Quindi, il Papa si collega nello stesso ascolto rispetto al cardinale Scola. Sì, non dobbiamo avere paura della vecchiaia, non dobbiamo temere di abbracciare il diventare vecchi perché la vita è la vita e edulcorare la realtà significa tradire la verità delle cose.


Restituire fierezza a un termine troppo spesso considerato malsano è un gesto di cui essere grati al cardinale Scola perché dire vecchio non vuol dire da buttare, come talvolta una degradata cultura dello scarto porta a pensare, dire vecchio invece significa dire esperienza, saggezza, sapienza, discernimento, ponderatezza, ascolto, tenerezza, valori di cui abbiamo estremamente bisogno.


È vero, si diventa vecchi, ma non è questo il problema, il problema - dice Papa Francesco - è come si diventa vecchi, se si vive questo tempo della vita come una grazia, non come un risentimento, se si accoglie il tempo anche lungo in cui sperimentiamo forze ridotte, la fatica del corpo che aumenta, i riflessi non più uguali a quelli della nostra giovinezza con un senso di gratitudine, di riconoscenza ebbene, anche la vecchiaia diventa un'età della vita davvero feconda e che può irradiare del bene anche agli altri.


Angelo Scola poi evidenzia il valore umano e sociale dei nonni, più volte ho sottolineato come il ruolo dei nonni sia di fondamentale importanza per lo sviluppo equilibrato dei giovani, vedete, ancora adesso nell’attualità quanti giovani uccidono, sparano, proprio non hanno valore della vita né la loro né quella degli altri, e io sono convinta che invece quando c'è una bella radice o una buona radice di genitori o di nonni i figli crescono bene, e ognuno poi si deve assumere le proprie responsabilità, poi ci sono casi ovviamente in ogni famiglia però è importante sottolineare questo.


Perché il loro esempio, la parola dei nonni, la loro saggezza possono instillare nei più giovani uno sguardo lungo, non effimero, non superficiale, la memoria del passato e l'ancoraggio a valori che perdurano, quindi non sono collegati alla nostra generazione vasta, sono collegati anche alla loro.


Dentro la frenesia delle nostre società, spesso votate all'effimero e al gusto malsano dell'apparire, la sapienza dei nonni diventa un faro che brilla, che rischiara l'incertezza e dà la direzione ai nipoti che possono trarre dalla loro esperienza un di più rispetto al proprio vivere quotidiano.


Le parole che Angelo Scola dedica al tema della sofferenza che spesso si instaura nel diventare vecchi e di conseguenza alla morte sono gemme preziose di fede e di speranza.


"Queste sono pagine uscite dal pensiero e dall'affetto - dice Papa Francesco - del Cardinale Scola, non solo dal pensiero ma anche dalla dimensione affettiva che è quella cui la fede cristiana rimanda.
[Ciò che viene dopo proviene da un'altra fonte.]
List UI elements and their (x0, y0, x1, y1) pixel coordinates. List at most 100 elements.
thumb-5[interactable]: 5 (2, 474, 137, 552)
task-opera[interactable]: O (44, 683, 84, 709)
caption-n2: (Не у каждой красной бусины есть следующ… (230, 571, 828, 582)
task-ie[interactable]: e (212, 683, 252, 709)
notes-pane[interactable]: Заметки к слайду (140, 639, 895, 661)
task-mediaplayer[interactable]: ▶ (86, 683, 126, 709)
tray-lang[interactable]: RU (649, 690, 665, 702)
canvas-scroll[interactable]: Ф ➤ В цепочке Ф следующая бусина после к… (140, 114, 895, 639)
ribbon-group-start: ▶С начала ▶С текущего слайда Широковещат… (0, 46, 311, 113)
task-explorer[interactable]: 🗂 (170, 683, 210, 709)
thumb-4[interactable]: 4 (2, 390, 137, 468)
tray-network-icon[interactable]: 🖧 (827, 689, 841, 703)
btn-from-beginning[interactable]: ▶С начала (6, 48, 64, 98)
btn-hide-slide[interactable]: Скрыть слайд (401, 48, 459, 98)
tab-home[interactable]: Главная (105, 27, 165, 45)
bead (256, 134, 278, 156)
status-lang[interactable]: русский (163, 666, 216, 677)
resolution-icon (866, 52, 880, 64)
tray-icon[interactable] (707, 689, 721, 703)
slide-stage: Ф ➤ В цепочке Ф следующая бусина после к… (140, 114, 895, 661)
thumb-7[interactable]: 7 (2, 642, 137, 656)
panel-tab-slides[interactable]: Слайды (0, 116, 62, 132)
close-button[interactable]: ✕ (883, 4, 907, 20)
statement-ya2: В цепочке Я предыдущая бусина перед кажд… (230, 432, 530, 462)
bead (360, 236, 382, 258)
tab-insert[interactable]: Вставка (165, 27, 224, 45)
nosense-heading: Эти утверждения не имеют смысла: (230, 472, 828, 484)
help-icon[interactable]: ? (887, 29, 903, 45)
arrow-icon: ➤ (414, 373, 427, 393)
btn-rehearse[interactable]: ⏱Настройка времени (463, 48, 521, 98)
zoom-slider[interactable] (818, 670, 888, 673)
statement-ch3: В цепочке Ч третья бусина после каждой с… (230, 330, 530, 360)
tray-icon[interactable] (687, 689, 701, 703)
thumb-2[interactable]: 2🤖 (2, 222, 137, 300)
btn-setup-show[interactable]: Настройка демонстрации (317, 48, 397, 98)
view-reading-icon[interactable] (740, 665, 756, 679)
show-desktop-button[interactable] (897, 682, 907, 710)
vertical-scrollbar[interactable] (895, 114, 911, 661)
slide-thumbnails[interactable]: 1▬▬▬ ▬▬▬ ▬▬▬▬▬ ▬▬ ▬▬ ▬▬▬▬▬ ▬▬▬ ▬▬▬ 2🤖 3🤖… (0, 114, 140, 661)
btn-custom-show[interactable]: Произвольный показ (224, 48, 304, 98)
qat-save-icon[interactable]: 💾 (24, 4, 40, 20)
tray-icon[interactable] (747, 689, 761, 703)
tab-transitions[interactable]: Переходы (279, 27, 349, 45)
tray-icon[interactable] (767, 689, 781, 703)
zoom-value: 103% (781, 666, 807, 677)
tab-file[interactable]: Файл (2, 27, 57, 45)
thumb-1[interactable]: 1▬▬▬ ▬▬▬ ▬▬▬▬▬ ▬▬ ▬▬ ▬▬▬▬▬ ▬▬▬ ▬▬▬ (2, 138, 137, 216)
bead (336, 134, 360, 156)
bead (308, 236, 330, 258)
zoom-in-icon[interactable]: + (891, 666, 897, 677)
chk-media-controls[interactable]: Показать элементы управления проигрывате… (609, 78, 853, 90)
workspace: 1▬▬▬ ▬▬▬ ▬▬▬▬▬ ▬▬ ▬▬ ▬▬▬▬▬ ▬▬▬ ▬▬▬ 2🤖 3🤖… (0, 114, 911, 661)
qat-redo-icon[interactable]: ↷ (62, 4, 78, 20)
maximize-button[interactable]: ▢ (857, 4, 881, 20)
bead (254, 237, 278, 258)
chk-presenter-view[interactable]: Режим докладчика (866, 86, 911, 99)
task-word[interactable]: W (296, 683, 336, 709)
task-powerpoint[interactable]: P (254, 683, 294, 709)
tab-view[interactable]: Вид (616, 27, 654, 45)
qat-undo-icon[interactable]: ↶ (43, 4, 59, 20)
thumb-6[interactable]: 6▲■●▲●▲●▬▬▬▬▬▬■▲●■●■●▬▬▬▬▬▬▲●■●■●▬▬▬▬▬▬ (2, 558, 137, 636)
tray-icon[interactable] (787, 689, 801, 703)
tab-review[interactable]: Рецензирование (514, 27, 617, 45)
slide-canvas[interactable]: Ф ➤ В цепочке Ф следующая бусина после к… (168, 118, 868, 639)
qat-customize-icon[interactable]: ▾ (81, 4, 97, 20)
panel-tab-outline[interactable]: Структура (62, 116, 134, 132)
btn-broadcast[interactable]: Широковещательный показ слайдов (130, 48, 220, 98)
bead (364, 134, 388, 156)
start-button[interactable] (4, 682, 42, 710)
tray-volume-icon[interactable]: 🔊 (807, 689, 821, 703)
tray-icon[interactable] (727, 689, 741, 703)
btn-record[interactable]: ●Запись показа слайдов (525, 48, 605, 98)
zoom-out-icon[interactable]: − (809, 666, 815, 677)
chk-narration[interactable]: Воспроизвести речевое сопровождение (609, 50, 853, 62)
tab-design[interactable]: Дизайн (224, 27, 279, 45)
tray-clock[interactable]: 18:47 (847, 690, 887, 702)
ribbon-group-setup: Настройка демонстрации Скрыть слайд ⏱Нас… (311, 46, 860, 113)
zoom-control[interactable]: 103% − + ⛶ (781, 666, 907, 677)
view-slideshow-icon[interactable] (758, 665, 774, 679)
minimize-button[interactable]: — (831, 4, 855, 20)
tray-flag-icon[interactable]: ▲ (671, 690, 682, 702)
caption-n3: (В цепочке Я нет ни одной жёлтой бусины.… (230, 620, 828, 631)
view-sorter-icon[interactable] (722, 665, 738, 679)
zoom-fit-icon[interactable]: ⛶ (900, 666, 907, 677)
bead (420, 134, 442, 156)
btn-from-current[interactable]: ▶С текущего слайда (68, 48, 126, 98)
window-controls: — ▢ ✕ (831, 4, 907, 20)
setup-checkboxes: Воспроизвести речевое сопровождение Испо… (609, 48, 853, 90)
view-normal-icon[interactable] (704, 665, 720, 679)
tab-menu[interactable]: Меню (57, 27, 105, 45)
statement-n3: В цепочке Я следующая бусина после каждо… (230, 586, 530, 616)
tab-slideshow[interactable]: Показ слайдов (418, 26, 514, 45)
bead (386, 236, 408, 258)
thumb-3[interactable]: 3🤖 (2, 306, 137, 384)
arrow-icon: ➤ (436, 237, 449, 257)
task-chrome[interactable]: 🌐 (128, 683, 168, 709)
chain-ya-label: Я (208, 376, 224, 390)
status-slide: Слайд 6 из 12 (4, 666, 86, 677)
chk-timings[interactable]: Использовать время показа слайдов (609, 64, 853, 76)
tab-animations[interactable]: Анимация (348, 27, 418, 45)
Essendo il cristianesimo non tanto un'azione intellettiva o una scelta morale, bensì l'affezione a una persona, quel Cristo che ci è venuto incontro e ha deciso di chiamarci amici. Proprio a conclusione di queste pagine di Angelo Scola, che sono una confessione a cuore aperto di come egli si sta preparando, perché lui si sta preparando, è terminale, all'incontro finale con Gesù, ci restituiscono una consolante certezza. La morte non è la fine di tutto, ma l'inizio di qualcosa.


È un nuovo inizio come evidenzia saggiamente il titolo. Perché la vita eterna che chi ama già sperimenta sulla terra, dentro le occupazioni di ogni giorno, è iniziare qualcosa che non finirà.

Ed è proprio per questo motivo che è un inizio nuovo, perché vivremo qualcosa che mai abbiamo vissuto pienamente, ossia l'eternità."